In the early days of this nation’s expansion, the government’s obligations were more modest: Provide charters and loans for private enterprise to encourage economic growth, maintain foreign policy and a common defense and establish a federal fiscal and monetary system to sustain the states in a national framework. But as the appetite for public services exceeded available taxes and the public’s willingness to borrow, government’s efforts were constrained by limited resources.
New York in the 20th century is a graphic illustration. By the 1960s our urban primary and secondary schools had faltered, public colleges were rated in the lowest quadrant in the nation, infrastructure was ignored and, in the absence of public hospitals, subsidized housing and reliable transportation, the middle class fled to other cities – further eroding the tax base to fund these services.
Gov. Nelson Rockefeller abandoned his predecessors’ limited borrowing practices, which were inconsistent with his grand vision for the state. In short order he pioneered a mechanism relying on existing nongovernmental corporations chartered by the government to issue billions of dollars of tax-exempt bonds while avoiding Article VII of the state constitutional requirement for public approval of debt.
These entities, referred to as “public authorities,” became a cornucopia. Half a century later, more than 93% of the state’s debt, neither in the state budget nor authorized by the public, has been issued by these authorities. To be sure, they have underwritten much of our state’s progress and have been so effective that the Rockefeller model has been replicated by every state and many nations to raise private capital for public purposes. These public authorities have enhanced public education and health, safeguarded the environment, promoted economic development, and, of course, helped sustain the largest regional transportation system in the nation.
Public authorities were designed to be managed by independent boards of directors appointed by elected officials, but not subject to their beck and call. Yet, the law did not preclude the involvement of elected officials and was silent on the issue of control. As authorities came to finance and manage essential government services, elected officials increasingly wanted to involve themselves in key decisions and sought to assert themselves through their appointees.
Two camps emerged: one, favoring board independence and primacy in the decision-making process; the second, encouraging the active involvement of elected officials to ensure that public authorities were responsive to their constituencies.

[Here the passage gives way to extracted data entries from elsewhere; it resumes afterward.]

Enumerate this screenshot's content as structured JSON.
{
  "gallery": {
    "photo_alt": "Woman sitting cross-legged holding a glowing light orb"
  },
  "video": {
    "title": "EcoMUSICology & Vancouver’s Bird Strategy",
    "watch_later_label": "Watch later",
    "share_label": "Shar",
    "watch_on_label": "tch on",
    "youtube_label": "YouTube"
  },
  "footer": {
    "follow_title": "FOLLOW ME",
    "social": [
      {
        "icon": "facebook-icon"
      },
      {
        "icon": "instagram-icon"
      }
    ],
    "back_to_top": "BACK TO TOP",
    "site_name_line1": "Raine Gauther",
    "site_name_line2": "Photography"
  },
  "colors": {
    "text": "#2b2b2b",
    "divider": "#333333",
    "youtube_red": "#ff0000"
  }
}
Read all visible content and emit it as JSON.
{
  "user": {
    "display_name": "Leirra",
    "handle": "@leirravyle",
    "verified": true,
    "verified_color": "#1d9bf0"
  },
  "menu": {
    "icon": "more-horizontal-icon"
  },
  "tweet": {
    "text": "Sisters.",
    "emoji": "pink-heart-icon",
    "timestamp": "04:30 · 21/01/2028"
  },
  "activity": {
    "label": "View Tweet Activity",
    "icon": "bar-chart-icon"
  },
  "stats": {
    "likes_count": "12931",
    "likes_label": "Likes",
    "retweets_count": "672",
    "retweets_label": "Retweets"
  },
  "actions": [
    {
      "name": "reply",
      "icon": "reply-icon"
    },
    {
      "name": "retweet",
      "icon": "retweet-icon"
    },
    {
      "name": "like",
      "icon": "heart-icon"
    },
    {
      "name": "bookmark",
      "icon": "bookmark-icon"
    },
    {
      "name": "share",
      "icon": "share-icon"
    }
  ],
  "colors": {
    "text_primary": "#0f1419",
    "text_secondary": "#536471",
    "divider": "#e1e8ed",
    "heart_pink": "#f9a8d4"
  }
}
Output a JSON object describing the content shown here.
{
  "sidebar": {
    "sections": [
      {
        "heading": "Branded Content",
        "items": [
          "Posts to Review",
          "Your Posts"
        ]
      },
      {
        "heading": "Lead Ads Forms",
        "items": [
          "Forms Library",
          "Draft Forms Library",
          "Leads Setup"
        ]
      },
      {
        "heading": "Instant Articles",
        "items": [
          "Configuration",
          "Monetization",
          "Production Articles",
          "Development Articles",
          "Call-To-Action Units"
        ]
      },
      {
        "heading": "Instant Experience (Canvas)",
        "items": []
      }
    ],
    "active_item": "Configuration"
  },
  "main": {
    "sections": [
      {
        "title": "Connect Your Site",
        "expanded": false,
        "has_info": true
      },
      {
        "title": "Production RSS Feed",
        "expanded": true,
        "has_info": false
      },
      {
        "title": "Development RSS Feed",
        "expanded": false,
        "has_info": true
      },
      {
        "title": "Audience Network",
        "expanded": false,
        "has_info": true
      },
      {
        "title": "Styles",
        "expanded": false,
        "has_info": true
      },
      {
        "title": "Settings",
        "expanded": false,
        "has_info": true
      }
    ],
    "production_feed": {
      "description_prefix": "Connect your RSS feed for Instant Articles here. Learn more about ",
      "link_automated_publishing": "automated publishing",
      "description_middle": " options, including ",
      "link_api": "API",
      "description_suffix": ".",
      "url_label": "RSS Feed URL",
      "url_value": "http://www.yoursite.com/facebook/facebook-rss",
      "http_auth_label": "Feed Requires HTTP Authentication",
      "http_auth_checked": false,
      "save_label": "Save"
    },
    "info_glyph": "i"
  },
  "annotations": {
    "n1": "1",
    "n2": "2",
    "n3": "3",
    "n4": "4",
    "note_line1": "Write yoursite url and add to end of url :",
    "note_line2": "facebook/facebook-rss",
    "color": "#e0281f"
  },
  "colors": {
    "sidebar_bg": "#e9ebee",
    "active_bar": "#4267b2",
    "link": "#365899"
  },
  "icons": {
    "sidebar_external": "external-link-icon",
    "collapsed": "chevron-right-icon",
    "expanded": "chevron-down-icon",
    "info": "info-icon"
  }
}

Experience reflects that the broader the number of viewpoints represented at the table the more thoughtful strategic decisions will be. Collaboration rather than primacy by public authority boards and elected officials should be the objective.
A collaborative model reflects the best practices of corporate governance. Private executives are often pressured by their investors to chase short-term gains. Their board members, however, are obliged to balance short-term strategies against their long-term implications for the company. What appear to be competing perspectives of executives and boards is simply a process to ensure that both short- and long-term considerations are factored in.
Admittedly, joint oversight can be awkward, and requires a willingness to indulge competing perspectives. But with public authorities it has demonstrated the greatest potential to safeguard public services.
Ira M. Millstein and Scott N. Fein are chairman and vice chairman, respectively, of the Task Force on the Implementation of the Public Authorities Reform Act.